Recall what Jesus said when the disciples asked Him, “Who is my neighbor?” His reply was not a sociological analysis of the concept of neighborhood. “Your question is wrong,” He suggested (telling them the Parable of the Good Samaritan). The question is not, “Who is my neighbor?” The question is, “Who do you recognize as your neighbor?” It is a matter of recognition. We can discuss the concept of personhood, but the real question is: Who do we recognize as a person?
The tragedy today is the increasing inability to recognize the human person. It is as Flannery O’Connor said: “Today we feel more, but we see less.”

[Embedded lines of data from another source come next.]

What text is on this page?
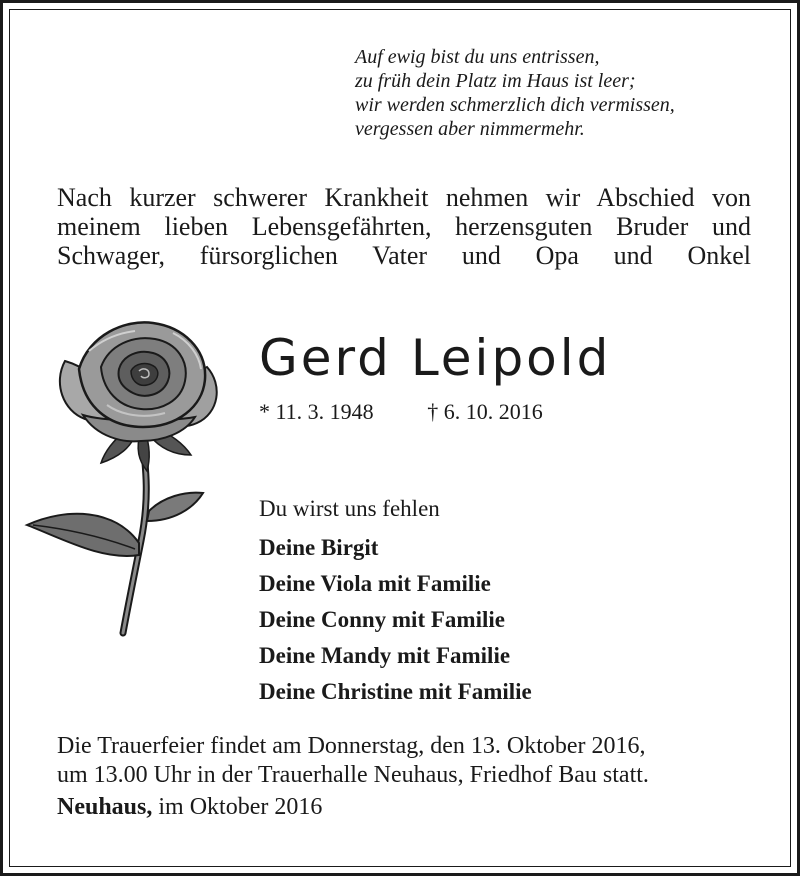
Auf ewig bist du uns entrissen,
zu früh dein Platz im Haus ist leer;
wir werden schmerzlich dich vermissen,
vergessen aber nimmermehr.
Nach kurzer schwerer Krankheit nehmen wir Abschied von
meinem lieben Lebensgefährten, herzensguten Bruder und
Schwager, fürsorglichen Vater und Opa und Onkel
Gerd Leipold
* 11. 3. 1948 † 6. 10. 2016
Du wirst uns fehlen
Deine Birgit
Deine Viola mit Familie
Deine Conny mit Familie
Deine Mandy mit Familie
Deine Christine mit Familie
Die Trauerfeier findet am Donnerstag, den 13. Oktober 2016,
um 13.00 Uhr in der Trauerhalle Neuhaus, Friedhof Bau statt.
Neuhaus, im Oktober 2016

The Jewish-Italian writer Primo Levi was sent to a concentration camp but spared the gas chambers because he was able to help with some experiments that were taking place in the camp. During the “oral exam,” given by the scientist who directed the experiment, to test his qualifications, Levi realized what was the true horror of what was happening. The Nazi scientist did not hate him, or his race, or his religion. Levi was in front of something much more terrifying. The man looking at him simply did not recognize his humanity. In his eyes, Levi was not a human being, a human person.
The Christian contribution to medical ethics (and indeed ethics itself) is simply this: the capacity to recognize and affirm human personhood. It is to see those in front of us as Jesus did, as human persons defined by their needs. The greater their needs, the greater is the claim to be human persons. This is the exact opposite of the increasingly prevalent view today: the claim to personhood is recognized in those with the power to affirm it.
Levi’s generation was able to defeat the Nazi horror. “Never again!” became their claim. Why is it that only in a few decades the inability to recognize persons threatens us once again?